Nuts and seeds are great options for quick, easy and nutritious snacks.  As I’ve mentioned before, both nuts and seeds contain phytic acid which blocks the absorption of essential minerals, so before you go crazy with the nuts, make sure that you are neutralizing these anti-nutrients by soaking or sprouting.  This is an extra step, but it really doesn’t take long.  Simply soak raw nuts or seeds 12 hours or overnight in filtered water with 1 TBS of Celtic sea salt.  Then put them on a baking sheet and “dehydrate” them at 150°.  If your oven doesn’t go this low just set it to the lowest temperature.  Mine only goes down to 170° and that has worked fine for me in the past.  If you have a dehydrator even better!  Put the nuts or seeds on the dehydrator sheets and set it to 150°.  Dehydrate for 12 hours or overnight. 

If you are able to find sprouted nuts or seeds at the store, you can skip this step, but once you get into the habit of soaking and dehydrating them it’s really no big deal.  Honestly, it’s one minute to put them into the salt water and two minutes to drain them and spread them out onto the baking or dehydrator sheet.  NOTE:  If you are using raw cashews, soak them no more than 6 hours or the texture will be funky.

So once you get into the grove and reach a point where you have nuts and seeds on hand on a regular basis, the snack possibilities are endless.  Here are a couple of our go-to seed snacks.  We keeps seeds and nuts separate because of a nut allergy, but you can definitely mix and match them anyway you like.

POWERFUL PROTEIN BARS
These are our favorite snack lately.  You can double this recipe if you want to make a larger batch.

  • 2 cups soaked and dehydrated nuts or seeds (or a combo)
  • 6 TBS unrefined coconut oil
  • 10 dates

Combine all ingredients in a food processor and process until it’s the consistency of a very lumpy peanut butter.  Press the mixture into an 8X8 dish or into individual mini muffin cups.  Move to the refrigerator and refrigerate until solid.  Cut them into bars or pop them out of the muffin tins and package in snack size baggies or small containers so that you have them on hand for lunches and on-the-go.

CRUNCHY TRAIL MIX

After you’ve prepared your nuts and/or seeds simply combine them with unsweetened, dried fruits, coconut and a few chocolate chips if it’s a special treat.  Put individual servings into snack size baggies or small containers so that you have them on hand for lunches and on-the-go.
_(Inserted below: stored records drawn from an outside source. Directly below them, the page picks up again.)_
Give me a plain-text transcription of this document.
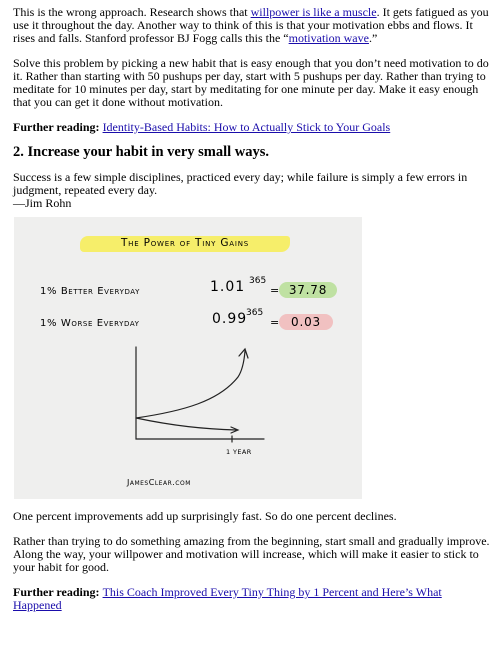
This is the wrong approach. Research shows that willpower is like a muscle. It gets fatigued as you use it throughout the day. Another way to think of this is that your motivation ebbs and flows. It rises and falls. Stanford professor BJ Fogg calls this the “motivation wave.”

Solve this problem by picking a new habit that is easy enough that you don’t need motivation to do it. Rather than starting with 50 pushups per day, start with 5 pushups per day. Rather than trying to meditate for 10 minutes per day, start by meditating for one minute per day. Make it easy enough that you can get it done without motivation.

Further reading: Identity-Based Habits: How to Actually Stick to Your Goals

2. Increase your habit in very small ways.

Success is a few simple disciplines, practiced every day; while failure is simply a few errors in judgment, repeated every day.

—Jim Rohn

The Power of Tiny Gains
1% Better Everyday	1.01 365
= 37.78
1% Worse Everyday	0.99
365
= 0.03
1 YEAR
JamesClear.com

One percent improvements add up surprisingly fast. So do one percent declines.

Rather than trying to do something amazing from the beginning, start small and gradually improve. Along the way, your willpower and motivation will increase, which will make it easier to stick to your habit for good.

Further reading: This Coach Improved Every Tiny Thing by 1 Percent and Here’s What Happened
The mantra for this week…”If everything you give them is equally healthy, then it doesn’t matter what they eat.”

Eat Well, Be Well,
April

One thought on “Snacking without Barcodes: Nuts & Seeds

  1. Was introduced to your blog through Mary B.I love what I am reading. I took yoga from you maybe 5 years ago at Sport and Health Alexandria.You are now on my blog list!